И примчались в славу и высь в свою родную страну, где задумались облака… и больше мне ничего о вас знать не надо, я вам верю – зовете меня голосами отваги, они жгут меня, как пламя чистоты, но вверху задумались облака надо мной:

Я иду, и больше мне ничего знать не надо!

«Спрашивал ты себя…»

Спрашивал ты себя – зачем ты выходишь утром на опушку леса – и стоишь там и ждешь? Это место с коричневой чистой землей, присоренной крупными иглами. Зачем это тебе надо? И в то же время это тебя мучает!..

Твоей душе тогда холодно. – Зачем тебе это любо?

– Вот сейчас «оно» откроется, тут же в молчании. Я понесу тогда это в сердце, боясь сказать о нем слово. Откроется то, чего ждалось всегда в ранние суровые тишины!

Чего ждалось, чего никогда еще не было, но что близко – больно подходит, и когда уже любишь его до слез – не настает. И только это одно – стоит подвига.

Вот зачем выходить на край голых, высоких, одиноких стволов – и смотреть.

Зачем выходить на нетронутую, чистую землю леса и ждать…

«Гордо иду я в пути…»

Гордо иду я в пути.

  Ты веришь в меня?

Мчатся мои корабли,

  Ты веришь в меня?

Дай Бог для тебя ветер попутный,

  Бурей разбиты они –

  Ты веришь в меня?

Тонут мои корабли!

  Ты веришь в меня!

Дай Бог для тебя ветер попутный!

Финская мелодия

Посвящается несравненному сыну его родины – Паси Яскеляйнен.

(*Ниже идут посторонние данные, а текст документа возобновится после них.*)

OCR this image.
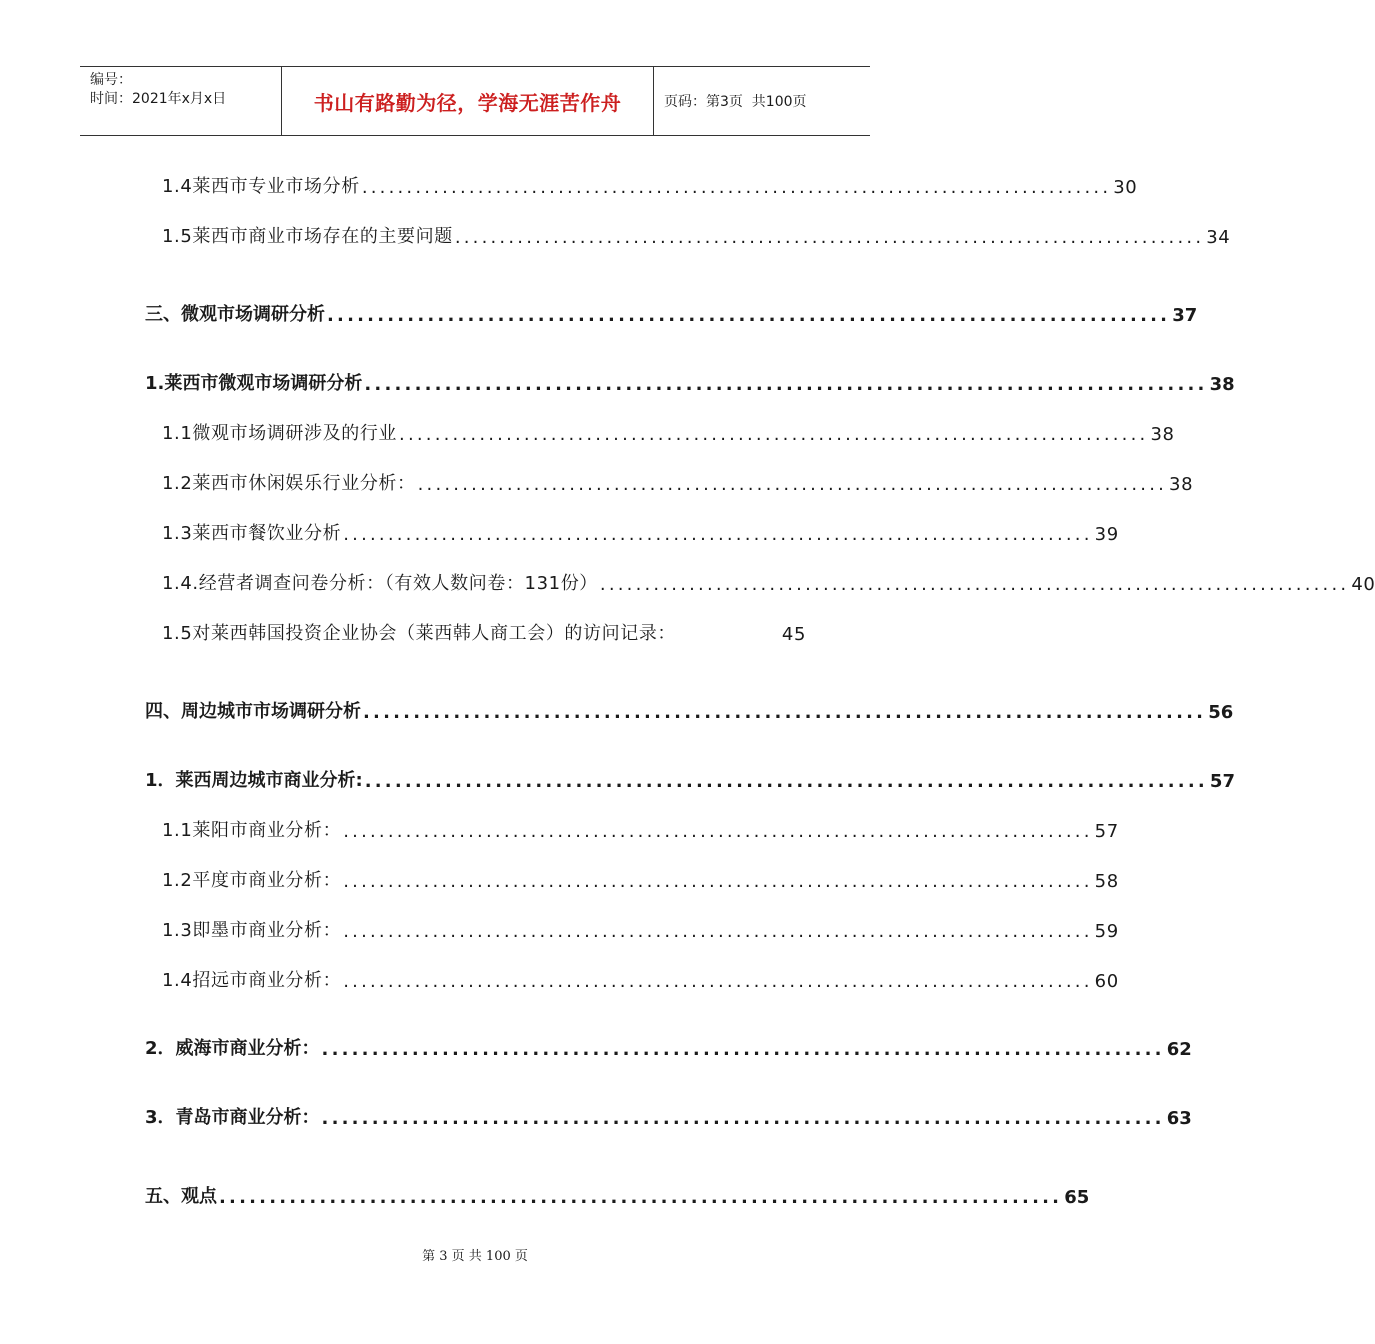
编号：
时间：2021年x月x日	书山有路勤为径，学海无涯苦作舟	页码：第3页  共100页
1.4莱西市专业市场分析 .................................................................................... 30
1.5莱西市商业市场存在的主要问题 .................................................................................... 34
三、微观市场调研分析 .................................................................................... 37
1.莱西市微观市场调研分析 .................................................................................... 38
1.1微观市场调研涉及的行业 .................................................................................... 38
1.2莱西市休闲娱乐行业分析： .................................................................................... 38
1.3莱西市餐饮业分析 .................................................................................... 39
1.4.经营者调查问卷分析：（有效人数问卷：131份） .................................................................................... 40
1.5对莱西韩国投资企业协会（莱西韩人商工会）的访问记录：	45
四、周边城市市场调研分析 .................................................................................... 56
1．莱西周边城市商业分析: .................................................................................... 57
1.1莱阳市商业分析： .................................................................................... 57
1.2平度市商业分析： .................................................................................... 58
1.3即墨市商业分析： .................................................................................... 59
1.4招远市商业分析： .................................................................................... 60
2．威海市商业分析： .................................................................................... 62
3．青岛市商业分析： .................................................................................... 63
五、观点 .................................................................................... 65
第 3 页 共 100 页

Над нами, фрачными, корсетными, крахмальными,

ты запел песню родины.

Ты из нас, фрачных, корсетных,

выманил воздух морозный родины.

Вот из голой шейки девушки

вышло озеро, задутое инеем.

Вот из красного уха мужчины

вышло облако и часть леса,

а женщина выпустила из головы сосны,

а я дорогу и парня в валенках.

И пришел мох с болота и мороз.

Полетели по снегу дровни – Эх-на!

полетели целиной – Эх-на!

через ухабы поскакали – Эх-на!

На мотив «Ala'itke atini!»

Не плачь, мать моя родная

Ты не плачь не жалей меня, мама,

ты не порть своих глазочек,

Далеко раскинулась дорога по бездорожью.

Не ломай руки!

Ты не порть старые глазки!

У тебя сын не пропадет,

у тебя сын из можжевельника,

у тебя сын – молодой булыжник,

у тебя сын – молодая веточка,

а веточка молодая, пушистая

гнется и не ломится.

Ты не ломай руки, мама,

а бери ведро.

Я всегда за тебя носил воду.

Ты не плачь, мама,

а возьми топор.

Я тебе топил тепло печку,

а у тебя для моего топорища руки малы.

Эх-на! родная земля поет.

Вот поет дорога.

Дорогая моя – вот.

Вот и сам я!

А я вожжи взял,

эх, родина!

А я ружье взял.

Вот – и мать.

Не тужи, не тужи, родная,

задул большой ветер –

не тужи, не плачь, мама.

Камень при дороге стал,

сосна шумит.

Ветер дальше, дальше погнал окрест.

Не плачь, мама.

Родина, родина – земля,

одна ты – мать.

За тебя я ушел.

Не тужи, не тужи, родная,

не плачь, мама.

Молитва в серый день

Пахнет нежно тиной, тиной. Всех море любит. Близко греет Божья воля. Бог, создавший эту дюну, Бог, Покровитель, помоги мне – я нехитрый. Боже верный серой дюны, ты бережешь твоих серых птичек на песке. Я нехитрый, а врагов у меня много. Я вроде птицы, помоги мне.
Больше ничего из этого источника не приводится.